2. find a good pharmacist. this is so so important, as he/she will be your advocate. here's what it will look like: you'll take your written prescription into the pharmacy, they'll put it in their computer, and then they'll need some time to contact the manufacturer and see if it is safe for you or not. this can take anywhere from an hour to 24 hours, which i know sounds horrifying, but let's keep things in perspective - whatever you're suffering from will inevitably be exacerbated by ingesting gluten, so we need to do this right. the reason it can take some time is because of time changes - for example, we're on the west coast and most manufacturers are on the east coast, so if we don't get our prescription in before 1pm we will likely be waiting until the next day. the other reason it takes some time is just the method of communication between the pharmacy and the company - most of the time the pharmacy will need to leave a message and await a return phone call.
once you've found a pharmacist who is willing to do this for you, stick with them!! and bring them starbucks, that's my secret. i very very rarely walk into our pharmacy without a coffee in hand for our superstar pharmacist.
3. be willing to find a new pharmacy if yours doesn't work out. a perfect example happened to us after dane had his tonsils and adenoids removed a couple of weeks ago. because we live a couple hours from the hospital, we needed to spend a few days at my parents house so that we were closer to the city if need be. as a result, we needed to find an alternative pharmacy to work with in that area. before we left the hospital, we called around and found a pharmacist who was willing to do this legwork for us. we then had the prescriptions faxed from the hospital to the pharmacy to get the ball rolling. we called a couple hours later to check in and make sure we they were clear on what we needed. when i arrived there later that day to pick up "the goods", i was super surprised at what i was met with, given the amount of communicating we had done with them. it takes a lot to make this mama mad, but i was fired right up - they told me that it is probably gluten free, and it should be fine... what the heck!? they wanted me to give this potentially unsafe medicine to this sweet boy who just had his throat operated on, at the risk of not only doing long term damage to his guts, but having him throw up for the next number of days!? they offered to look up these particular drugs in the book that they have, but i have been assured by pharmacists that we trust that this book isn't an adequate measure to ensure that it is free from gluten. the only way to be sure is to call the company. so... i had to ask for the prescription paper back, and put off getting this poor little guy his medicine until the next day, when we could consult with a pharmacy that we trust.

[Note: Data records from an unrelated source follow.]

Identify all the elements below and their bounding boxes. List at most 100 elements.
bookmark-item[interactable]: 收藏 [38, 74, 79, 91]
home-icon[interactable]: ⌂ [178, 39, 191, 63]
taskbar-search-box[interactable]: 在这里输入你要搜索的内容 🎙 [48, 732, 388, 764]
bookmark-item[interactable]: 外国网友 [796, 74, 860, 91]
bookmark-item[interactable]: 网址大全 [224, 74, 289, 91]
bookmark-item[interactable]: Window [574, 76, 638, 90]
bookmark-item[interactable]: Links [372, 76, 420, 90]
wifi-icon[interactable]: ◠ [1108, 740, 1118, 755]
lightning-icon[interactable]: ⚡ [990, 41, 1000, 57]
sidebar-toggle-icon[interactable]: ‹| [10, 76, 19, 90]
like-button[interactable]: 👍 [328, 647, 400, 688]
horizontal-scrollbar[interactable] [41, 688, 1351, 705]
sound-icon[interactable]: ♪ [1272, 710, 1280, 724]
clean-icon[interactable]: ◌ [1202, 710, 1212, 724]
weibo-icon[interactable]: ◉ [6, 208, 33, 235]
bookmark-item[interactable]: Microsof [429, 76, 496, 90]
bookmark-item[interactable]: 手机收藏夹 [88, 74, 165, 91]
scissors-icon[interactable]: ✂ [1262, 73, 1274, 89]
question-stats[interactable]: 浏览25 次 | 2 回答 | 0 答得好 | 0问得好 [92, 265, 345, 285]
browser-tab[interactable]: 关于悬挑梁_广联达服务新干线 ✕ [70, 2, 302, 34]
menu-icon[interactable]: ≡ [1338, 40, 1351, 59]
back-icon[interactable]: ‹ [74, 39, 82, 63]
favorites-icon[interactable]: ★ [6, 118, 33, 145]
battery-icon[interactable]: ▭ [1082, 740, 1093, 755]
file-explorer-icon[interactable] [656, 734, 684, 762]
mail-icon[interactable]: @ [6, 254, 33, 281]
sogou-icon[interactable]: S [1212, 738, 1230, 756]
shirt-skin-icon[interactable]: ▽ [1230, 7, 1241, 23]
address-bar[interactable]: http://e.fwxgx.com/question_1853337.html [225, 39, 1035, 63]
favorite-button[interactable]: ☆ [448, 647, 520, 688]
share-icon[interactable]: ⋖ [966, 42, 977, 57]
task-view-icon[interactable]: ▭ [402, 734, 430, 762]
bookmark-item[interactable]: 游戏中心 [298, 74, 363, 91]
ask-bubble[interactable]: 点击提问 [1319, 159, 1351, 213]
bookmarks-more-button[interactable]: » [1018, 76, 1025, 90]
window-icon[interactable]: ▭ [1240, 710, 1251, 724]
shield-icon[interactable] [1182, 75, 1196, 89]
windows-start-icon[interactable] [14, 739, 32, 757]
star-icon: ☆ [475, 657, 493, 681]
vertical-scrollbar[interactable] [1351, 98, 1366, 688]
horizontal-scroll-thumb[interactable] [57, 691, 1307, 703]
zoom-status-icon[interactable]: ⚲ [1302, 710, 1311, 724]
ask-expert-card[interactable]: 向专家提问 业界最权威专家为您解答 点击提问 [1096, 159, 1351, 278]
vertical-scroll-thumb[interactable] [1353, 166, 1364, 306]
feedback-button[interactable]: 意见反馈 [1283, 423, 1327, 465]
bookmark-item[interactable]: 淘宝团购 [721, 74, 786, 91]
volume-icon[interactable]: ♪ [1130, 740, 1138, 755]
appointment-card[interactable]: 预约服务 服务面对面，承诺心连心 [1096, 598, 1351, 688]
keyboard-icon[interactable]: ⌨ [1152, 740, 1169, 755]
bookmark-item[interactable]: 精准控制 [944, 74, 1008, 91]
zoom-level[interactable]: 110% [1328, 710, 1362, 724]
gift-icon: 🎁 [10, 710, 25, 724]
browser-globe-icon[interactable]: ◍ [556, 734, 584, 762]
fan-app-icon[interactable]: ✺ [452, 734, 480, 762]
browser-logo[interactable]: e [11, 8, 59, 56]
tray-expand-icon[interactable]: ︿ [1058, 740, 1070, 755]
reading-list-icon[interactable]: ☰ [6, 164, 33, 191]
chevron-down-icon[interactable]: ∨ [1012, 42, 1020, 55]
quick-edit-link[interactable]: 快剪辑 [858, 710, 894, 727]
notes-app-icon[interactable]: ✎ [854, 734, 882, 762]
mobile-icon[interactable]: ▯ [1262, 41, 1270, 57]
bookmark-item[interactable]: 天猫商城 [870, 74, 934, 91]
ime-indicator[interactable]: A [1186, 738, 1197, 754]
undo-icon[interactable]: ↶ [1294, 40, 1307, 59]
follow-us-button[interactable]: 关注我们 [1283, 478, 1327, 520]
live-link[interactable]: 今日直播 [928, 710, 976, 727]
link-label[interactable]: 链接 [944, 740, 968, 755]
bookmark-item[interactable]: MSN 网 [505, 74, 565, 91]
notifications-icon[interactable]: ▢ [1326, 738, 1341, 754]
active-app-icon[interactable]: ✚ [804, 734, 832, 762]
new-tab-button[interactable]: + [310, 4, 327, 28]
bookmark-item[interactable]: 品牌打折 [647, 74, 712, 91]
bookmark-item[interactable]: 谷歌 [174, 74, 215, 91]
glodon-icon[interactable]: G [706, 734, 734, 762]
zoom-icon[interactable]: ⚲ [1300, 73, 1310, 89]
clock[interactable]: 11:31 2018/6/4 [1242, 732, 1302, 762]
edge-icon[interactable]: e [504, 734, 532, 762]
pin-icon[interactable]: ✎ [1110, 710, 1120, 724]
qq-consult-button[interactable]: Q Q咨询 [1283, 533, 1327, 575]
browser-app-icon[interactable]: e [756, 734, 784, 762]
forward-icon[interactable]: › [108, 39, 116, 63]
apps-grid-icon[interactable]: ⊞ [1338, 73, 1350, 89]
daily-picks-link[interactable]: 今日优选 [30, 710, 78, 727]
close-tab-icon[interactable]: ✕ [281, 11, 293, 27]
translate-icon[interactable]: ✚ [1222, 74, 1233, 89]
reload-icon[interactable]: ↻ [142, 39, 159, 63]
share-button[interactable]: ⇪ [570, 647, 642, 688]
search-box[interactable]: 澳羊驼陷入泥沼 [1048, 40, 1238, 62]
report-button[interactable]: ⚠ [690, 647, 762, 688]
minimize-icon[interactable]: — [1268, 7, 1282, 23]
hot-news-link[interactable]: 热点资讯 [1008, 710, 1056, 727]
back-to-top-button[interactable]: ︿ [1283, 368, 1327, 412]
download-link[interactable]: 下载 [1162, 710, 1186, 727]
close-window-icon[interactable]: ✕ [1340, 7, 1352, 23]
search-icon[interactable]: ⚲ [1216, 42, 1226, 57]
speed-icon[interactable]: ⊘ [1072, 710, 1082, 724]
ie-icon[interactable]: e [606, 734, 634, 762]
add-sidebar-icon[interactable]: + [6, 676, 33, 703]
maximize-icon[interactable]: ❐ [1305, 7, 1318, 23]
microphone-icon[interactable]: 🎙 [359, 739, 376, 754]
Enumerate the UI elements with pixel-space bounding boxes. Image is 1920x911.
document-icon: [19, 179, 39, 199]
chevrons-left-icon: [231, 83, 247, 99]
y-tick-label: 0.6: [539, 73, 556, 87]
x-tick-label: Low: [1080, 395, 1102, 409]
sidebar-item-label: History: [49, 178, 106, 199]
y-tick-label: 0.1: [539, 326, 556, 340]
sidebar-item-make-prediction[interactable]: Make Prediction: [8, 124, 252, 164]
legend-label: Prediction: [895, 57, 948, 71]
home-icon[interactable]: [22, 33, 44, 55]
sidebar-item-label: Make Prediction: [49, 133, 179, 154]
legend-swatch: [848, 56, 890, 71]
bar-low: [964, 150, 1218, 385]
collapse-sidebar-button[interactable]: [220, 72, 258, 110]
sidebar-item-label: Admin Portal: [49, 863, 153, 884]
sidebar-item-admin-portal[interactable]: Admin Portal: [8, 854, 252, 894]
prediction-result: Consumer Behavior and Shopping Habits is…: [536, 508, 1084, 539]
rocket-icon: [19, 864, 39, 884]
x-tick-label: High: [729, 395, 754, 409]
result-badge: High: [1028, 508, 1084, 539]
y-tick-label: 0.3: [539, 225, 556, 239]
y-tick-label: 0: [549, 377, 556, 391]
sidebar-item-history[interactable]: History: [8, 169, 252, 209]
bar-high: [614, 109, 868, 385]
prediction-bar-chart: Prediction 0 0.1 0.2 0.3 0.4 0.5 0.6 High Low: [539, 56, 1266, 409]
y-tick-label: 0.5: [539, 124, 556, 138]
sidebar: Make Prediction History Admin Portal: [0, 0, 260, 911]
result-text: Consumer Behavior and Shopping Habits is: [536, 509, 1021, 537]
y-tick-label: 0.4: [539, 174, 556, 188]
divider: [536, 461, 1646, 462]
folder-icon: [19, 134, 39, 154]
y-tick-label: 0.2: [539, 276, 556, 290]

so i bought some new nail polish, went home and painted my nails so i was ready to face the night ahead, sans drugs for dane.
i hope i haven't given you a headache by laying out the process that it takes to get what you need... because it could take you two days to find out if your headache cure is gluten free ;) just kidding! but really, it is essential that we take this care and i can assure you that once you find a good pharmacist, it gets SO much easier!!!